How Editing RNA, Not DNA, Could Cure Disease In The Future

How Editing RNA, Not DNA, Could Cure Disease In The Future

DNA is the code of life, and so advances that allow us to edit that code have unlocked vast potential, from simply editing away the buggy code of disease, to engineering animals that don’t spread illness, to, maybe one day in a distant future, creating so-called designer babies. But editing another essential molecular component of our biology – RNA, the messenger used by cells to turns DNA instructions into proteins – also holds great promise.

The structure of RNA. Illustration: David Bushnell, Ken Westover and Roger Kornberg, Stanford University

A slew of recent high-profile discoveries have focused on pairing the buzzy genetic engineering tool, CRISPR, with RNA editing. RNA is a sort of middleman that turns genetic instructions from DNA into proteins.

Editing RNA could allow scientists to tweak how genes are expressed without making permanent changes to the genome itself – thus avoiding one of the scarier aspects of genetic engineering, because you’d be interfering with DNA’s instructions rather than editing DNA itself. RNA is ephemeral, which means changes to it could be reversed. And in some diseases, like a form of muscular dystrophy called myotonic dystrophy, mutant RNA is actually the root of the problem.

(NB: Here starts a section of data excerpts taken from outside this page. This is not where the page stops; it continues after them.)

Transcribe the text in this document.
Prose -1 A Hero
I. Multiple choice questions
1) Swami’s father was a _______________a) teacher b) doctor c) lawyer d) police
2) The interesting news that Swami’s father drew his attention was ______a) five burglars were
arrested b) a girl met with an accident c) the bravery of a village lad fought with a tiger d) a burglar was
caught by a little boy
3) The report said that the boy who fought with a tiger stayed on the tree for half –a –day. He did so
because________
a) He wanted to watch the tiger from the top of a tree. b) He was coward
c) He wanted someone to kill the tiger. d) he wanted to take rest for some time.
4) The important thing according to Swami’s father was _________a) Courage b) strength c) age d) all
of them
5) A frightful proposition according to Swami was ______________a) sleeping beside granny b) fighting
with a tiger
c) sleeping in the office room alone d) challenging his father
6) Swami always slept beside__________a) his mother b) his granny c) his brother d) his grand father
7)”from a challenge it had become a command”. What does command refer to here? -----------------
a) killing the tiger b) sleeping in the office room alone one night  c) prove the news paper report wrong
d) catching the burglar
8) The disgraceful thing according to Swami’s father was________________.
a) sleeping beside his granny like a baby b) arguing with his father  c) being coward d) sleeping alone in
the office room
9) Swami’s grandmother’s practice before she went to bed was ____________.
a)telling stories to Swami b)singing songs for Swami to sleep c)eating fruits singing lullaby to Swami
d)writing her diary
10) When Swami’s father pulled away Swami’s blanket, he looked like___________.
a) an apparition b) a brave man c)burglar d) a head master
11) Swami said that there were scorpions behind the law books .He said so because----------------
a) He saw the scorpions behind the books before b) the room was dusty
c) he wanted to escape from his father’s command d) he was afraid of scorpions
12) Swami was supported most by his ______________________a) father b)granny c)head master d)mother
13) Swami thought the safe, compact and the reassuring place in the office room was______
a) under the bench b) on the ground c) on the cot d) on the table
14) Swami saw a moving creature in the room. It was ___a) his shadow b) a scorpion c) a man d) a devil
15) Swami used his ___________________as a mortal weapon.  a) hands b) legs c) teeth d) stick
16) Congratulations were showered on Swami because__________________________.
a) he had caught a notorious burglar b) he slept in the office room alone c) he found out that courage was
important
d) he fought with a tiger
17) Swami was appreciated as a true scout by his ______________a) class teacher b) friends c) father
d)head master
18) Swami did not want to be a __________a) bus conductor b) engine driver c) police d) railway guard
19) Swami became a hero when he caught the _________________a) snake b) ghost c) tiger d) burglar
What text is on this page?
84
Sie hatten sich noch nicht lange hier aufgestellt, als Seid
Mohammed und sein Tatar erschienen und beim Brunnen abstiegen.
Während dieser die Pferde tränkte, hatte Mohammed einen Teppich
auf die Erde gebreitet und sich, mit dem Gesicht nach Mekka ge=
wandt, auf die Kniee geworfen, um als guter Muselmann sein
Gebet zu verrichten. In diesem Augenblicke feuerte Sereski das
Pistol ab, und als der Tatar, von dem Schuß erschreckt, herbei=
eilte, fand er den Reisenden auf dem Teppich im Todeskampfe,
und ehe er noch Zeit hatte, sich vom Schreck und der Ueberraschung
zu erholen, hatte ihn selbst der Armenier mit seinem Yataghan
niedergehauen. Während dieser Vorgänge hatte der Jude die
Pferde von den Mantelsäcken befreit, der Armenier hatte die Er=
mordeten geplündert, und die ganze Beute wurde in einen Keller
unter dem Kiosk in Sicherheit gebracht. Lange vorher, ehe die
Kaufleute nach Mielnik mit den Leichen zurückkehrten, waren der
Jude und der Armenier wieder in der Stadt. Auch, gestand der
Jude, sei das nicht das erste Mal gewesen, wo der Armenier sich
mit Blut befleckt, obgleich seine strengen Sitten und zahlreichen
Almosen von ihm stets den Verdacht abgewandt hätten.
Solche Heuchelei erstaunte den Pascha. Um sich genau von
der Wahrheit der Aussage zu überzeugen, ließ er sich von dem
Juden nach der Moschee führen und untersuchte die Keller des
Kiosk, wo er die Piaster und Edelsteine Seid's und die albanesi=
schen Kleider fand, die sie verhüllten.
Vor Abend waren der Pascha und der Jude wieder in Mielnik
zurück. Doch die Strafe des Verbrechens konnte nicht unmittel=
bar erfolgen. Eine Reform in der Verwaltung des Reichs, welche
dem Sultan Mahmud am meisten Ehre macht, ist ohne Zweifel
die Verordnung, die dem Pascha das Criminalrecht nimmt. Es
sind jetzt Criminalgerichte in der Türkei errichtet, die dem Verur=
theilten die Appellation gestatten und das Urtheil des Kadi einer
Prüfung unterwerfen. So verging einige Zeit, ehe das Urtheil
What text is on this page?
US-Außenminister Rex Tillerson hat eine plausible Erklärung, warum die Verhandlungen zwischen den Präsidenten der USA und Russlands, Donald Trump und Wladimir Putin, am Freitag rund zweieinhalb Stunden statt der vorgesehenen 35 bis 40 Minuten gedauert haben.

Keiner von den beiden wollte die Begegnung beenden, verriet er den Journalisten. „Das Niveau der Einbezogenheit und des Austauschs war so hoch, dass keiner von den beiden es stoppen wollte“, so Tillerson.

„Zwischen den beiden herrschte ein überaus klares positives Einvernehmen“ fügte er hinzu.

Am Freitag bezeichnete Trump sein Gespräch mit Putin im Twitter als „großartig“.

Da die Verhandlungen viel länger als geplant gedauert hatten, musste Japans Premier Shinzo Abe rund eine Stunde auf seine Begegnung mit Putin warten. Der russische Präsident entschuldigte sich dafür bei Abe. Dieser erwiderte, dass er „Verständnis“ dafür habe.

In October, scientists at Harvard and MIT’s Broad Institute unveiled, with ample fanfare, a method of editing RNA using the CRISPR system and a protein named Cas13 rather than the usual enzyme CRISPR is paired with, Cas9.

On Thursday, scientists at the Salk Institute published a study in the journal Cell in which they expanded upon RNA editing abilities with the used of a new family of CRISPR enzymes. They dubbed this new system CasRx.

“RNA ‘messages’ are key mediators of many biological processes,” Patrick Hsu, a lead author on the study, told Gizmodo. “In many diseases these RNA messages are out of balance, so the ability to target them directly will be a great complement to DNA editing.”

One of the key features of the new system is that it relies on an enzyme that is physically smaller than those used in previous work. That matters, because it makes it easier for the editing tools to physically make their way into cells to edit them.

“Previously identified Cas13 enzymes are relatively large proteins, thus making it difficult to package for delivery to target tissues,” Hiroshi Nishimasu, a University of Tokyo scientist who was not affiliated with the study, told Gizmodo. “In this study, [researchers] discovered a compact Cas13d enzyme, CasRx. I think that CasRx is a very useful tool from basic research to therapeutic applications.”

In the study, researchers demonstrated the ability to use their new RNA editing system to correct a particular stage in RNA’s process, called splicing, in cells modelled to reflect frontotemporal dementia.

Hsu said his team had specifically been searching for smaller CRISPR enzymes that could facilitated editing neurons and other cell types of the brain. And they wanted something that would be more specific than RNA interference, in which drugs are used to alter RNA’s function.

“Looking forward, this tool will be very useful for studying RNA biology in the near term and hopefully for treating RNA-related diseases in the future,” he said. “Gene editing leads to changes in a genome sequence through DNA cuts, and its effects are permanent in an edited cell. While it is good at turning genes off completely, it’s not so great at tuning a gene’s output more sensitively.”